The problem with Cheney is not that he is talking, it is what he is saying. The argument that torture saved lives is unlikely to stand up to scrutiny. Enhanced interrogation techniques might have made people say things they would not have otherwise said and that may have saved lives but how many people were inspired to attack Americans because of these techniques, Guantanamo, etc? The net count is what is important and when liberal democratic countries use torture or enhanced interrogation techniques and excessive force to counter terrorists or insurgents (e.g., Great Britain in Northern Ireland and France in Algeria), the liberal democracies either lose or suffer years of conflict and numerous casualties as a result. Every time torture has been used, the defense has been that it saved lives. In the short run maybe.

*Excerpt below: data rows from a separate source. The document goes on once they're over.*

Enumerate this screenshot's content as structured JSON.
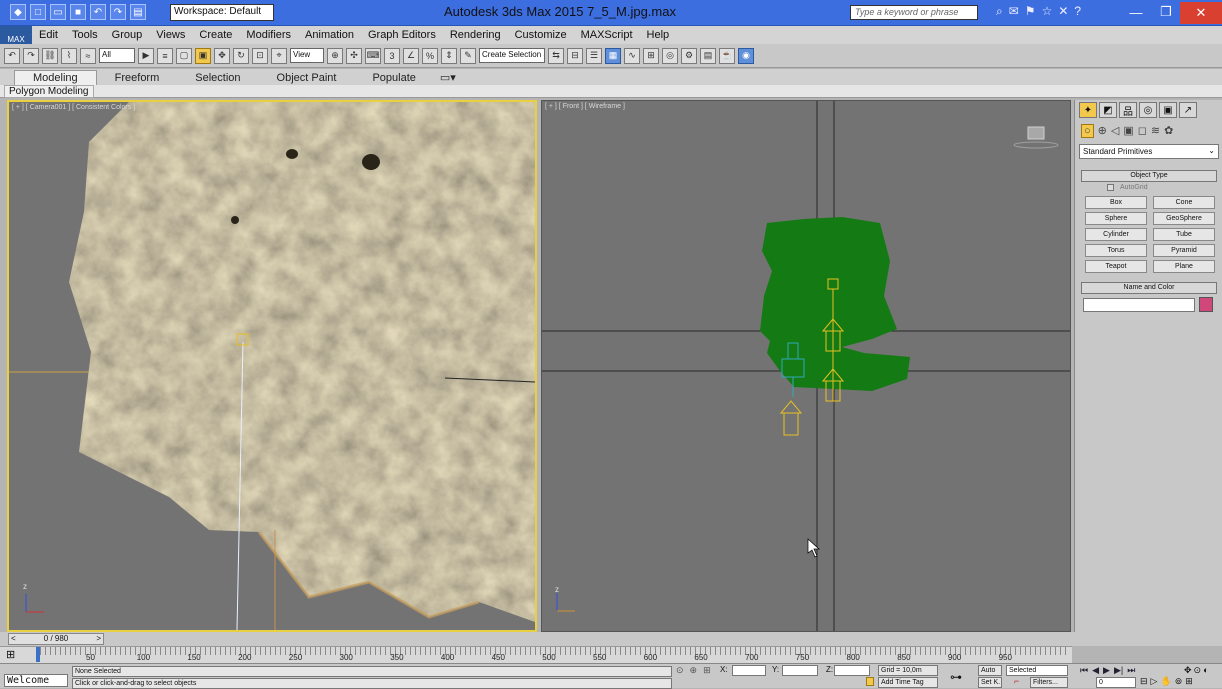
{
  "window": {
    "title": "Autodesk 3ds Max 2015    7_5_M.jpg.max",
    "workspace": "Workspace: Default",
    "search_placeholder": "Type a keyword or phrase",
    "logo": "MAX"
  },
  "menu": [
    "Edit",
    "Tools",
    "Group",
    "Views",
    "Create",
    "Modifiers",
    "Animation",
    "Graph Editors",
    "Rendering",
    "Customize",
    "MAXScript",
    "Help"
  ],
  "toolbar": {
    "filter_value": "All",
    "refcoord_value": "View",
    "selection_set_value": "Create Selection Se"
  },
  "ribbon": {
    "tabs": [
      "Modeling",
      "Freeform",
      "Selection",
      "Object Paint",
      "Populate"
    ],
    "active": "Modeling",
    "subpanel": "Polygon Modeling"
  },
  "viewports": {
    "left_label": "[ + ] [ Camera001 ] [ Consistent Colors ]",
    "right_label": "[ + ] [ Front ] [ Wireframe ]",
    "axis_z": "z"
  },
  "command_panel": {
    "category": "Standard Primitives",
    "object_type_title": "Object Type",
    "autogrid_label": "AutoGrid",
    "buttons": [
      "Box",
      "Cone",
      "Sphere",
      "GeoSphere",
      "Cylinder",
      "Tube",
      "Torus",
      "Pyramid",
      "Teapot",
      "Plane"
    ],
    "name_color_title": "Name and Color",
    "color": "#d0487a"
  },
  "timeline": {
    "frame_counter": "0 / 980",
    "ticks": [
      "50",
      "100",
      "150",
      "200",
      "250",
      "300",
      "350",
      "400",
      "450",
      "500",
      "550",
      "600",
      "650",
      "700",
      "750",
      "800",
      "850",
      "900",
      "950"
    ]
  },
  "status": {
    "maxscript_listener": "Welcome tc",
    "selection_status": "None Selected",
    "prompt": "Click or click-and-drag to select objects",
    "x_label": "X:",
    "y_label": "Y:",
    "z_label": "Z:",
    "grid": "Grid = 10,0m",
    "add_time_tag": "Add Time Tag",
    "auto_label": "Auto",
    "set_key_label": "Set K.",
    "selected_value": "Selected",
    "filters_label": "Filters...",
    "frame_value": "0"
  },
  "colors": {
    "titlebar": "#3d6ee0",
    "active_viewport_border": "#e8d040",
    "plane_green": "#147a14",
    "helper_yellow": "#e8c020",
    "helper_cyan": "#30a8b8"
  }
}
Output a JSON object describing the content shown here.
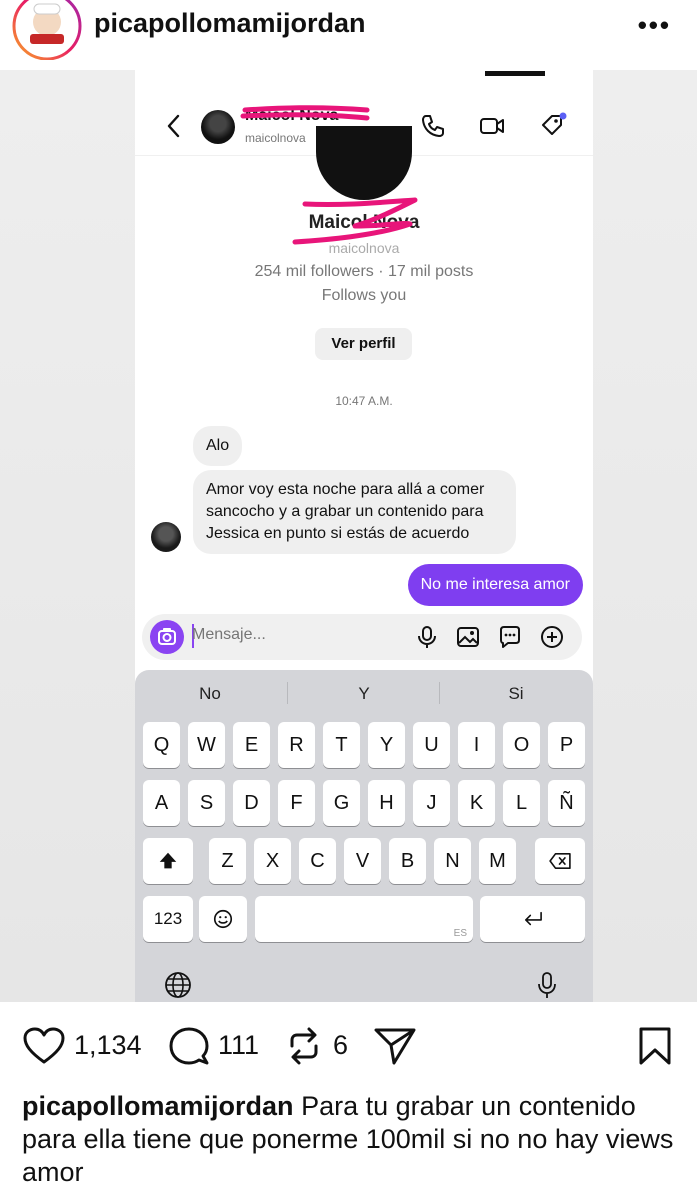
{
  "post": {
    "username": "picapollomamijordan",
    "more_label": "•••",
    "likes": "1,134",
    "comments": "111",
    "reposts": "6",
    "caption_user": "picapollomamijordan",
    "caption_text": "Para tu grabar un contenido para ella tiene que ponerme 100mil si no no hay views amor"
  },
  "chat": {
    "contact_name": "Maicol Nova",
    "contact_handle": "maicolnova",
    "profile_name": "Maicol Nova",
    "profile_handle": "maicolnova",
    "profile_stats": "254 mil followers · 17 mil posts",
    "follows_you": "Follows you",
    "view_profile_label": "Ver perfil",
    "timestamp": "10:47 A.M.",
    "messages": [
      {
        "from": "them",
        "text": "Alo"
      },
      {
        "from": "them",
        "text": "Amor voy esta noche para allá a comer sancocho y a grabar un contenido para Jessica en punto si estás de acuerdo"
      },
      {
        "from": "me",
        "text": "No me interesa amor"
      }
    ],
    "composer_placeholder": "Mensaje..."
  },
  "keyboard": {
    "suggestions": [
      "No",
      "Y",
      "Si"
    ],
    "row1": [
      "Q",
      "W",
      "E",
      "R",
      "T",
      "Y",
      "U",
      "I",
      "O",
      "P"
    ],
    "row2": [
      "A",
      "S",
      "D",
      "F",
      "G",
      "H",
      "J",
      "K",
      "L",
      "Ñ"
    ],
    "row3": [
      "Z",
      "X",
      "C",
      "V",
      "B",
      "N",
      "M"
    ],
    "numbers_key": "123",
    "space_lang": "ES"
  },
  "colors": {
    "accent_purple": "#7f3ef0",
    "scribble_pink": "#e8157a"
  }
}
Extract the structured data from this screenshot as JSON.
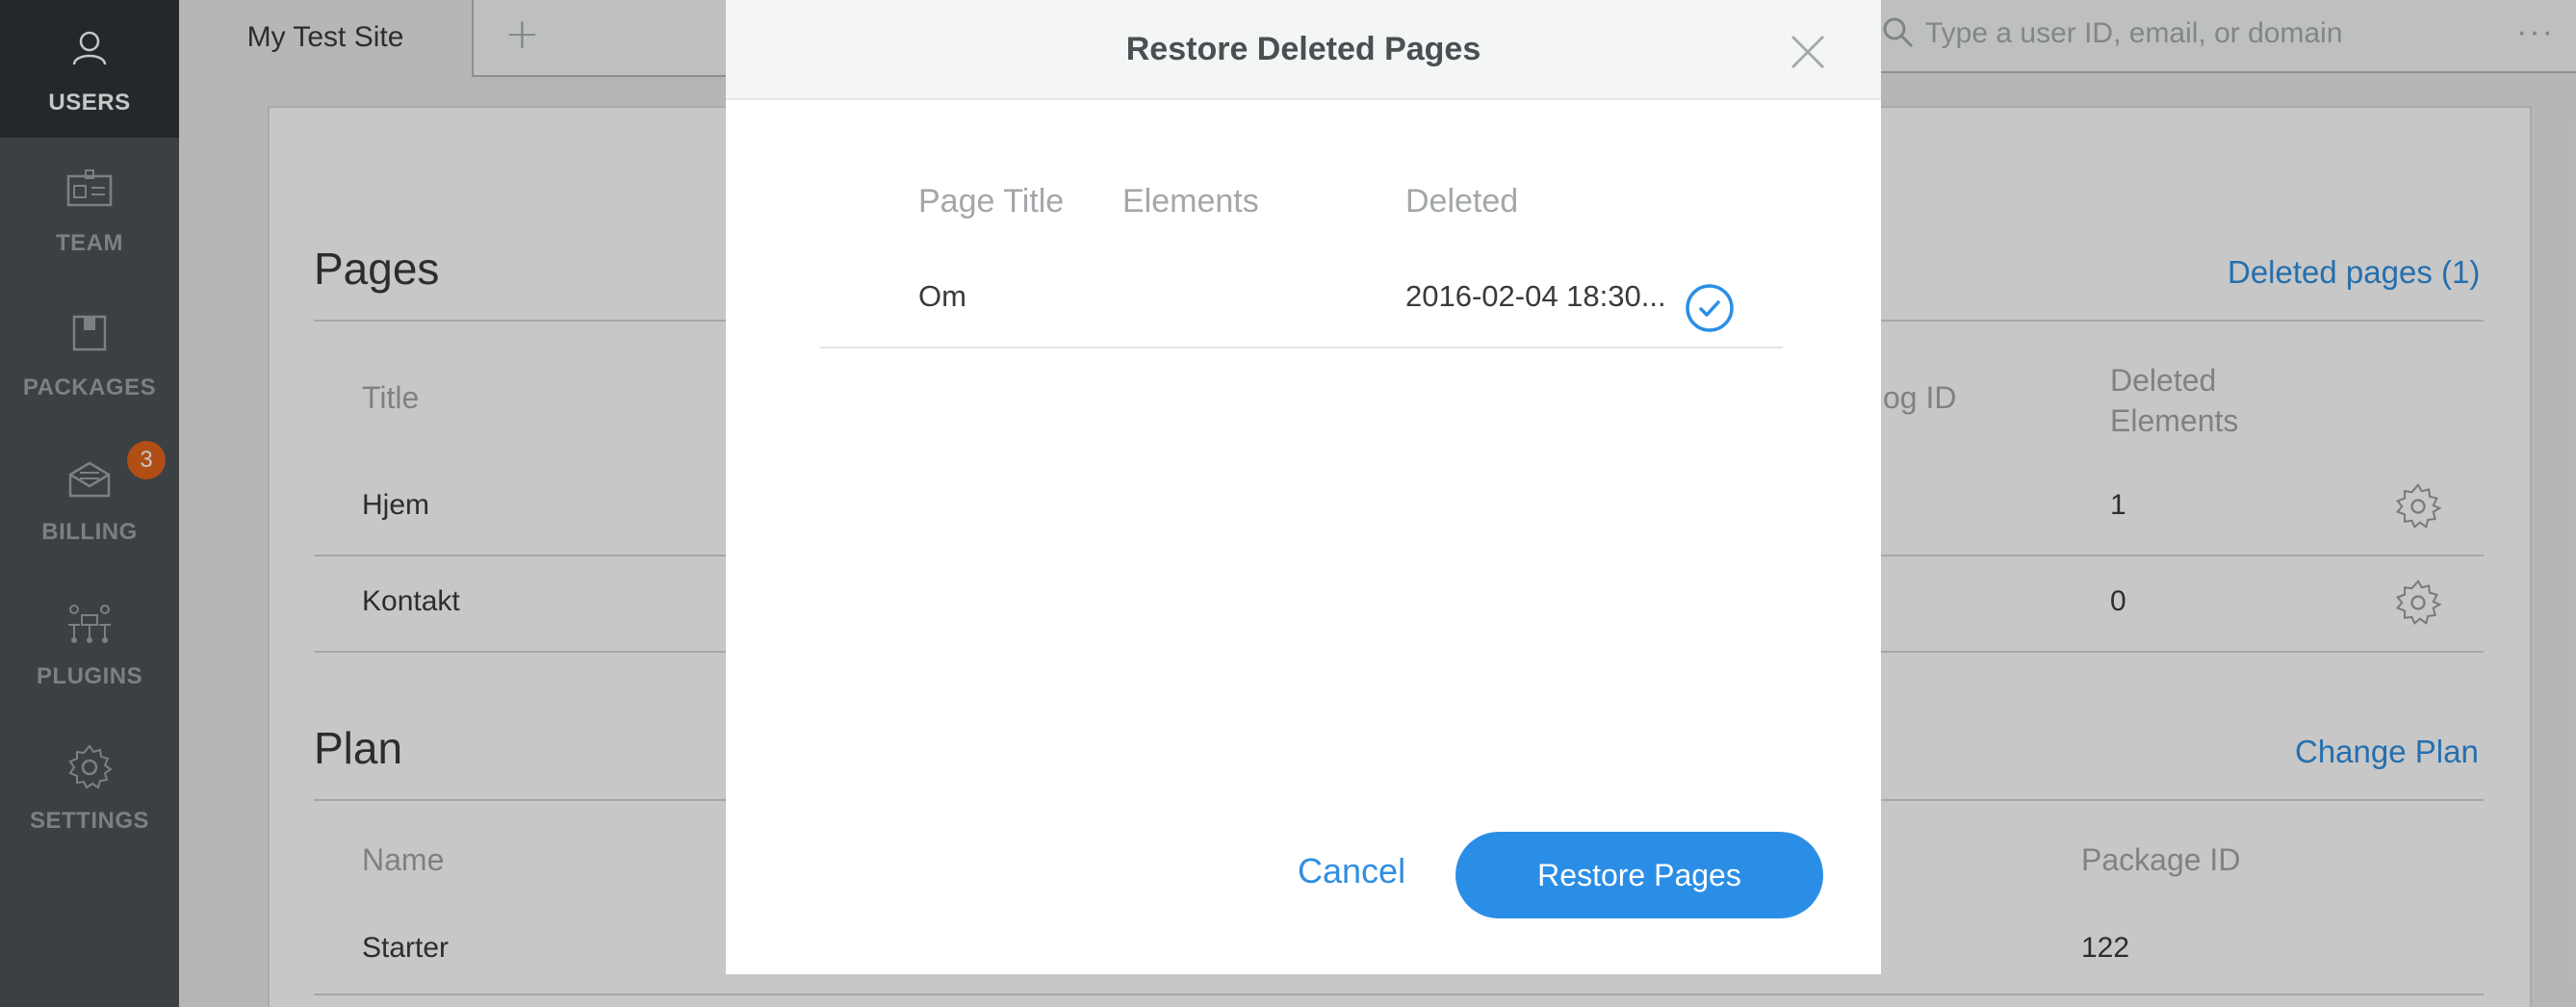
{
  "sidebar": {
    "items": [
      {
        "label": "USERS",
        "icon": "user-icon",
        "active": true
      },
      {
        "label": "TEAM",
        "icon": "id-card-icon"
      },
      {
        "label": "PACKAGES",
        "icon": "package-icon"
      },
      {
        "label": "BILLING",
        "icon": "envelope-icon",
        "badge": "3"
      },
      {
        "label": "PLUGINS",
        "icon": "plugins-icon"
      },
      {
        "label": "SETTINGS",
        "icon": "gear-icon"
      }
    ]
  },
  "topbar": {
    "site_tab": "My Test Site",
    "add_tab_symbol": "+",
    "search_placeholder": "Type a user ID, email, or domain",
    "more_symbol": "···"
  },
  "pages_section": {
    "title": "Pages",
    "deleted_link": "Deleted pages (1)",
    "columns": {
      "title": "Title",
      "blog_id": "og ID",
      "deleted_elements_1": "Deleted",
      "deleted_elements_2": "Elements"
    },
    "rows": [
      {
        "title": "Hjem",
        "deleted_elements": "1"
      },
      {
        "title": "Kontakt",
        "deleted_elements": "0"
      }
    ]
  },
  "plan_section": {
    "title": "Plan",
    "change_link": "Change Plan",
    "columns": {
      "name": "Name",
      "package_id": "Package ID"
    },
    "rows": [
      {
        "name": "Starter",
        "package_id": "122"
      }
    ]
  },
  "modal": {
    "title": "Restore Deleted Pages",
    "columns": {
      "page_title": "Page Title",
      "elements": "Elements",
      "deleted": "Deleted"
    },
    "rows": [
      {
        "page_title": "Om",
        "elements": "",
        "deleted": "2016-02-04 18:30...",
        "selected": true
      }
    ],
    "cancel_label": "Cancel",
    "restore_label": "Restore Pages"
  },
  "colors": {
    "sidebar": "#4b5258",
    "sidebar_active": "#2f3438",
    "accent": "#2b8ee6",
    "badge": "#e2651c"
  }
}
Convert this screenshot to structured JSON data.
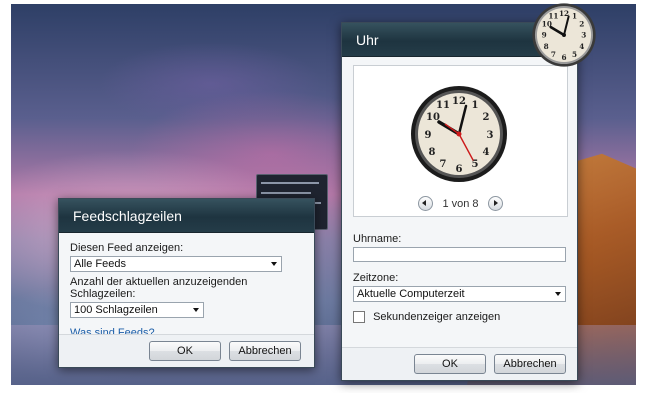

But let’s say that Cheney’s rhetoric works and people buy the short-term argument. The bigger problem is that Cheney’s rhetoric represents a misunderstanding of the kind of fight we are in. Force or killing won’t bring us victory. That’s the wrong strategy. Cheney like a lot of others does not seem to understand this. Ralph Peters published another blood and guts and no brains article on Afghanistan and Pakistan the other day. His solution is to kill more people more quickly, which is what he hopes the new commander in Afghanistan will do. The Wall Street journal praised the appointment of the new commander too, referring to his two “successes,” killing Zarqawi and capturing Saddam. Neither of these “successes” brought us any closer to our objectives in Iraq.
Until Republicans and conservatives give up their knee-jerk emphasis on force, in so far as fighting terrorism and insurgency are concerned, it is probably better to have Democrats in charge. Their prejudice against force is probably better suited to the terrorism problem we face.